Vacuum-assisted synthesis of Fe3(PO4)2·8H2o and its influence on structure, morphology and electrochemical performance of liFePO4/C

Abstract

A vacuum-assisted precipitation method was used to synthesize Fe3(PO4)2·8H2O (FP). The FP was then used to synthesize carbon-coated LiFePO4 (LFP/C) particles. The influence of FP on the structure, morphology, and electrochemical performance of LFP was investigated. The X-ray diffraction (XRD) patterns and molar ratio of Fe to P showed that the FP which was produced using a vacuum-assisted method was of high purity and gave highly crystalline, impurity-free LFP. Scanning electron microscopy (SEM) showed that the FP contained undeveloped particles.
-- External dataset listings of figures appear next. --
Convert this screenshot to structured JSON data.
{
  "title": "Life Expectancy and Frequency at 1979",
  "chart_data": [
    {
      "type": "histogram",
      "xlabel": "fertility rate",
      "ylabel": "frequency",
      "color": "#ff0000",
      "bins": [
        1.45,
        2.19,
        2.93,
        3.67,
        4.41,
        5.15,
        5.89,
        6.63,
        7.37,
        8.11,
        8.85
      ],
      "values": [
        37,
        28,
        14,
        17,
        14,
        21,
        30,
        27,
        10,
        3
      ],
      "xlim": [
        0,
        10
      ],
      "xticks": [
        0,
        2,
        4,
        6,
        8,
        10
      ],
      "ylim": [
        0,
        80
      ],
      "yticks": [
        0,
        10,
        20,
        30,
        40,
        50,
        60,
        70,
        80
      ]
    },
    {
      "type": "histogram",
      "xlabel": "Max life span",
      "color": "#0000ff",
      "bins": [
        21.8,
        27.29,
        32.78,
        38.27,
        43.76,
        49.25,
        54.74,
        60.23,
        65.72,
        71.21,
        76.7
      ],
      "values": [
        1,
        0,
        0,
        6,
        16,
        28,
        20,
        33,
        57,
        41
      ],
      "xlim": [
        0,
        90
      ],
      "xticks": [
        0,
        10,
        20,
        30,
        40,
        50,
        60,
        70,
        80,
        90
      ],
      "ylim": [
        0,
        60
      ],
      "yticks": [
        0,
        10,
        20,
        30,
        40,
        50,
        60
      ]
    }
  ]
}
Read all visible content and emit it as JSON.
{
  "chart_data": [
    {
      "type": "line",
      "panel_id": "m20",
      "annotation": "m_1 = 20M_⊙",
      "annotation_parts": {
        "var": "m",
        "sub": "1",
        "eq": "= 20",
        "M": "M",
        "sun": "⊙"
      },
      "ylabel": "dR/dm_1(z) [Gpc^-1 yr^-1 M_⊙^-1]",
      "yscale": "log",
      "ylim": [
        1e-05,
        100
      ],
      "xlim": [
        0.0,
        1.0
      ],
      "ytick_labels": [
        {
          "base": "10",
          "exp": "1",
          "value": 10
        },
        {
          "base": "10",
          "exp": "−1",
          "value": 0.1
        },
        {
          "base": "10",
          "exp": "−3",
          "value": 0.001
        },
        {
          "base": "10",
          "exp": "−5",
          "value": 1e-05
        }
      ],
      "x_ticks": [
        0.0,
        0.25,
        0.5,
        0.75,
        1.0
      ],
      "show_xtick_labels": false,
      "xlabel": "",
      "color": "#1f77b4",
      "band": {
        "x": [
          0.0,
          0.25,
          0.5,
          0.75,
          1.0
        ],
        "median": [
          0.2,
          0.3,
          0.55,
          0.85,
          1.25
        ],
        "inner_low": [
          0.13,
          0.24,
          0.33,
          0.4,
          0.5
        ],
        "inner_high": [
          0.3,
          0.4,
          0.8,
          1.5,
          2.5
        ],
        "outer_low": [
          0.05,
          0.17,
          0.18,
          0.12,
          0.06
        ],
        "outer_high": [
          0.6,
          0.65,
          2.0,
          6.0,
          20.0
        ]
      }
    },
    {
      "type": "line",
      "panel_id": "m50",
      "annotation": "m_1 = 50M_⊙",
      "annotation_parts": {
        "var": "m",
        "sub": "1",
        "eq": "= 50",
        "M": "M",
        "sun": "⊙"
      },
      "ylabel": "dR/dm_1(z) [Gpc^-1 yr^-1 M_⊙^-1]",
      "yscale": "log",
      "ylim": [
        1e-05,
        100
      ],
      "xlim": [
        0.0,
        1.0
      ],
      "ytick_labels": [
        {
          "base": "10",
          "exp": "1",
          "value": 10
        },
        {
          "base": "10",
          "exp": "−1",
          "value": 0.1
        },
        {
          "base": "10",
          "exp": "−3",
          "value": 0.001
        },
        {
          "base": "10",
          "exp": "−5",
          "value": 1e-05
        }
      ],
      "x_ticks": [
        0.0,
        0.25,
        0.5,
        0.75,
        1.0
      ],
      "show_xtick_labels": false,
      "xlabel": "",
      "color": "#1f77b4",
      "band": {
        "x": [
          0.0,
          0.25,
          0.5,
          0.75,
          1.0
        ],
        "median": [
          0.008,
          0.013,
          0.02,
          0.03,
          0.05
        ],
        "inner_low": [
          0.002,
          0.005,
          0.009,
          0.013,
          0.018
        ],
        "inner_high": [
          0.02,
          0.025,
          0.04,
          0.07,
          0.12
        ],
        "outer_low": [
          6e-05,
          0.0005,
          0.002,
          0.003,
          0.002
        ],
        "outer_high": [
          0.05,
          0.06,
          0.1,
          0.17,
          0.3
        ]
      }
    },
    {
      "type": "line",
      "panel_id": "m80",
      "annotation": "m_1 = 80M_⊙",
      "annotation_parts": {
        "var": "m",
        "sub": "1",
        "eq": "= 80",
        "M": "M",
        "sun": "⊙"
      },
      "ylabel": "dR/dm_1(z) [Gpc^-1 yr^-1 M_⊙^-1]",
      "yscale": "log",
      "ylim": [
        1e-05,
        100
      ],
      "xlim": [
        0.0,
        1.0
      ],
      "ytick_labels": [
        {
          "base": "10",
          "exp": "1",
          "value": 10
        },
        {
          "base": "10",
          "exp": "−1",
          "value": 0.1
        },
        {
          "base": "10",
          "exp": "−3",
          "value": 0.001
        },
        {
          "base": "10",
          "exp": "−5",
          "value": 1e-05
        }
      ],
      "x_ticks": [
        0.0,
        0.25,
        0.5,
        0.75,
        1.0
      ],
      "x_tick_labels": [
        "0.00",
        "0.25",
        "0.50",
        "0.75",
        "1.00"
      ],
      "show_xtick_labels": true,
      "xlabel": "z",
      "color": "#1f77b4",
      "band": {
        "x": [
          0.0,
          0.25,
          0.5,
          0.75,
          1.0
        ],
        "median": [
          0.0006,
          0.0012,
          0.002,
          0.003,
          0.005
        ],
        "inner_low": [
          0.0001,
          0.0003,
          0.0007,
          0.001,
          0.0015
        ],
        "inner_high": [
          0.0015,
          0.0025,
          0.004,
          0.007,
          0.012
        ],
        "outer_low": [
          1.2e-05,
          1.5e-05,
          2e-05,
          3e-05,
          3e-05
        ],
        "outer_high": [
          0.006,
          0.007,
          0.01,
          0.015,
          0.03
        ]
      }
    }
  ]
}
The undeveloped FP results in uniform LFP/C particles, without agglomeration. Transmission electron microscopy (TEM) showed that the LFP particles were coated with a homogeneous carbon layer. The LFP/C showed excellent discharge capacities of 140, 113, and 100 mAh·g-1 at 1C, 10C, and 20C rates, respectively. The cyclic voltammograms (CVs) of LFP showed a low polarization voltage and sharp redox peaks. The charge-discharge platform curves showed that LFP had an excellent high-rate capability. Electrochemical impedance spectroscopy (EIS) tests showed that the lithium-ion diffusion coefficients of LFP/C produced with and without vacuum assistance were 1.42×10-13 and 4.22×10-14 cm2·s-1, respectively, proving that vacuum assistance can improve the diffusion coefficients of LFP/C. © Editorial office of Acta Physico-Chimica Sinica.